LA STATUETTA – Si sceglie di istituire un premio annuale. L’art director della MGM, Cedric Gibbons, progetta quindi una statuetta: un cavaliere in piedi su una bobina di pellicola cinematografica con una spada tra le mani. George Stanley, scultore di Los Angeles, viene poi incaricato di realizzare un prototipo in tre dimensioni e… ecco fatto: nasce la statuetta più conosciuta al mondo.

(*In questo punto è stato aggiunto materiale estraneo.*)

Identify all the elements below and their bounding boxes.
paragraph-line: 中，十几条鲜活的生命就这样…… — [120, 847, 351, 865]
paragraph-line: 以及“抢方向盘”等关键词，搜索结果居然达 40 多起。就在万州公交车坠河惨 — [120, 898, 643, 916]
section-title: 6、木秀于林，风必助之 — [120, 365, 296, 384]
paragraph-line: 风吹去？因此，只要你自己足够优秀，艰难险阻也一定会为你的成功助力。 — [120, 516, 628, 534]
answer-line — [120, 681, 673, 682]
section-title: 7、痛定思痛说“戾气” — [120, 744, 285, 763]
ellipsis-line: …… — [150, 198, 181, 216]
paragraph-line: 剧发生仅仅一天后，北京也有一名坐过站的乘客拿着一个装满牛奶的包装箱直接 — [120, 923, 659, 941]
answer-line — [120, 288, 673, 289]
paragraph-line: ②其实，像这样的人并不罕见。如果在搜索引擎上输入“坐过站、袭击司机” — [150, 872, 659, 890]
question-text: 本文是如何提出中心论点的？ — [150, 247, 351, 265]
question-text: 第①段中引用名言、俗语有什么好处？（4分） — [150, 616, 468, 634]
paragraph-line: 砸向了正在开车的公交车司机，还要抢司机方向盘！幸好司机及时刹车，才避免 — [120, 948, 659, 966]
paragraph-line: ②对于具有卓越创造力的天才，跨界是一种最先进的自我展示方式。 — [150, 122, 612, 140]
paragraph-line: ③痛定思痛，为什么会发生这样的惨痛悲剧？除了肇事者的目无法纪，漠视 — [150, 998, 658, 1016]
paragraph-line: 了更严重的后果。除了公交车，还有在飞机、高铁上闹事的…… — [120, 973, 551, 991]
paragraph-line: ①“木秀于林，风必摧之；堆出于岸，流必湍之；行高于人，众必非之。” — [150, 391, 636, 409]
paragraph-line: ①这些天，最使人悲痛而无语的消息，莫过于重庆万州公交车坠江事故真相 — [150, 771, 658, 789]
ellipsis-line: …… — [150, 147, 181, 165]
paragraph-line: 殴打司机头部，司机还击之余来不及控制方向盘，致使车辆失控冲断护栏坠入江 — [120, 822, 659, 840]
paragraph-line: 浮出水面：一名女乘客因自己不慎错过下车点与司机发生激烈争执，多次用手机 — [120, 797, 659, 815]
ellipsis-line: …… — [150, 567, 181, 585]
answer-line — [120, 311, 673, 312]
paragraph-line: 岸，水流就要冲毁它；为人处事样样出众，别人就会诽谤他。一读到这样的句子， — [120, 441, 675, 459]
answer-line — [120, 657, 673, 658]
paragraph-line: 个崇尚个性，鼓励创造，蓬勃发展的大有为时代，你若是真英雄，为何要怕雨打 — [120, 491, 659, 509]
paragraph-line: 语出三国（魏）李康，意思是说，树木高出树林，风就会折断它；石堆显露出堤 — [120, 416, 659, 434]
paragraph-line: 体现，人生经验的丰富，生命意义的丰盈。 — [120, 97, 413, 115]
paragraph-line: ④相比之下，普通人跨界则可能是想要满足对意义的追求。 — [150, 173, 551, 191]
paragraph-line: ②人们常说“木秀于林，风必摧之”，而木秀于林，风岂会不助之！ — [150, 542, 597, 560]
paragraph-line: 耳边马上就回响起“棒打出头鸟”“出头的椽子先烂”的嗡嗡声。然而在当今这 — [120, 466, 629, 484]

QUANTO PESA? – Sempre fedele al design originale, le dimensioni cambiano solo una volta, nel 1945, quando viene adottato lo standard attuale: alto quasi 35 centimetri, il premio Oscar pesa circa 3 kg e 800 grammi. Le statuette sono in bronzo massiccio e placcate in oro 24 carati.

PERCHÉ SI CHIAMA COSÌ? – Ufficialmente ‘Academy Award of Merit’, tutto il mondo lo conosce con il suo soprannome: Oscar. Secondo quanto si racconta, dopo aver visto il premio per la prima volta, la bibliotecaria dell’Academy di allora, Margaret Herrick, ci pensa un attimo, prima di dire: “Assomiglia a mio zio Oscar”.